An extensive study released on Saturday has revealed that the real rate of former US troops that are taking their own lives is about 2.4 times the suicides rate claimed by the government.
The study was based on a detailed analysis of 2014-2018 data from eight states done with the assistance of contract researchers at the University of Alabama and Duke University.
Operation Deep Dive (OpDD) study, released by a not-for-profit group called America’s War Partnership (AWP), established that 24 former service members on average are dying each day by officially declared suicides – wiping out the equivalent of a platoon of former troops – and additional 20 veterans are dying each day by self-injury mortality, such as drug overdoses.
That is 37% more suicides than what has been reported by the US Department of Veterans Affairs (VA) for the years 2014-2018 and it is presumed that the difference in the data is likely due to undercounting of deaths by suicide and the greater specificity of the details – decedent’s demographics, military experience, and death – available to AWP.
The VA reported an average of 17.7 veteran suicides per day for that period.

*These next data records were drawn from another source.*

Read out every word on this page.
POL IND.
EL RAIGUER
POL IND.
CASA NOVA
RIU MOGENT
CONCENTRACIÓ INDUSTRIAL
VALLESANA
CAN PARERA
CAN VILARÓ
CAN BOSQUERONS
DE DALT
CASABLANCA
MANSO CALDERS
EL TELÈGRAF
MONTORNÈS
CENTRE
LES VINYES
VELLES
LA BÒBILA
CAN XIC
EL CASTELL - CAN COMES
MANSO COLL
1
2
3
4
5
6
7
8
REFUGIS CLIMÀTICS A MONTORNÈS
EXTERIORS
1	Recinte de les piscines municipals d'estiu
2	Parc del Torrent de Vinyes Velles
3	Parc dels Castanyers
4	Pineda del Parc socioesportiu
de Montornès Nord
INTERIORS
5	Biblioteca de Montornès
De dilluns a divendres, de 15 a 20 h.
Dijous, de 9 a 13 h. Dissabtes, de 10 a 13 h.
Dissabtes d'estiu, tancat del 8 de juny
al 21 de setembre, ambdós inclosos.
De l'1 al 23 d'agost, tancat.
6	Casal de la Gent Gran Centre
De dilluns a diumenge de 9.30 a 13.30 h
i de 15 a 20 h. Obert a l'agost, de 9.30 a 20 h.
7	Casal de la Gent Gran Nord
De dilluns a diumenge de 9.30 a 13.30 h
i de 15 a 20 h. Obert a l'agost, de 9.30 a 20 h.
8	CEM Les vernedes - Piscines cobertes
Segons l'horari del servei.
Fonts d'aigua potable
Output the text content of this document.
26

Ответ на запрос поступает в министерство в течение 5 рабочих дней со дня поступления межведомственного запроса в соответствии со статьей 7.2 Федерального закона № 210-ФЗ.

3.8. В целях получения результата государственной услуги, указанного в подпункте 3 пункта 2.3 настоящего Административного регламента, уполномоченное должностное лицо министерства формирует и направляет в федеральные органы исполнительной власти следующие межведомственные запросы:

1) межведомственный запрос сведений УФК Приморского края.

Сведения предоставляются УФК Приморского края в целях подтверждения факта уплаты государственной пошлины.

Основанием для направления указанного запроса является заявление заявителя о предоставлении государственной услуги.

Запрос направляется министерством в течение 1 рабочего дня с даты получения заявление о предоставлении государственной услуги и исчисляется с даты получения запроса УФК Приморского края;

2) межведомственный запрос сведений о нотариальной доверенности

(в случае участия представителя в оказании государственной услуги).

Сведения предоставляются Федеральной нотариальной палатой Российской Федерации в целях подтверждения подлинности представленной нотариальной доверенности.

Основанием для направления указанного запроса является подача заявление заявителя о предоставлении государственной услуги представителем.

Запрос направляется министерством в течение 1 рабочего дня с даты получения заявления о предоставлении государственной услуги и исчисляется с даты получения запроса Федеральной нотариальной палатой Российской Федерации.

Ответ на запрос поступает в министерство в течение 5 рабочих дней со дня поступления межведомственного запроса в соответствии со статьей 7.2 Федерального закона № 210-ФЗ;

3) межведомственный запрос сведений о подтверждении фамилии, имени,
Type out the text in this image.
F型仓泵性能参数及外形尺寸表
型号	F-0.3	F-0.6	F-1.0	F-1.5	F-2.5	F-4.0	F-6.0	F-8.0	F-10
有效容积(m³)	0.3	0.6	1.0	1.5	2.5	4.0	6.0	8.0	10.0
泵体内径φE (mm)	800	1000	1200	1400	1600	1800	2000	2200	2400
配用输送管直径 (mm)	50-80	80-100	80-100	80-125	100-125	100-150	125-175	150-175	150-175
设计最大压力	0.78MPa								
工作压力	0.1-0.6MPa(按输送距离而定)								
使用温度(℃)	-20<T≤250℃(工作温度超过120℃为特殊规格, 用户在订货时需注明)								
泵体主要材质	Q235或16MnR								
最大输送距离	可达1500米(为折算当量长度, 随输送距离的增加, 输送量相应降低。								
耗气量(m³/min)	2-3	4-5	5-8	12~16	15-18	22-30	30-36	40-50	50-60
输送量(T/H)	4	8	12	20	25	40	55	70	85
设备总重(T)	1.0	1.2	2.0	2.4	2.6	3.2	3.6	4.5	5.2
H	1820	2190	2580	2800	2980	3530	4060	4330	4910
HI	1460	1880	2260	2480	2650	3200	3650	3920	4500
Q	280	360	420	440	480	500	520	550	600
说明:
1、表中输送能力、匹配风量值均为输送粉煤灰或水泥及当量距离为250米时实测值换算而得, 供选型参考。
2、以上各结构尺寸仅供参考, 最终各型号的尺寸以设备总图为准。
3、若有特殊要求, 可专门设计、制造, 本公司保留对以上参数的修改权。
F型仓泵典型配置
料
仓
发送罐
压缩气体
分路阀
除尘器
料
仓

The Department of Veterans Affairs typically categorizes as accidental or undetermined the deaths caused by self-injury, but such cases, according to AWP, involve deliberate actions that prove fatal, in many cases deliberately.
As per OpDD, the greatest risk of suicide was established among former troops with less than three years of service, with each year of additional service reducing the probability of suicide by about 2%.
Also, military veterans who were demoted during their military career were taking their own lives at a 56% higher rate than veterans in general. The highest suicide rate was determined among veterans from the Coast Guard, followed by the Marines, the Army, the Navy, and the Air Force.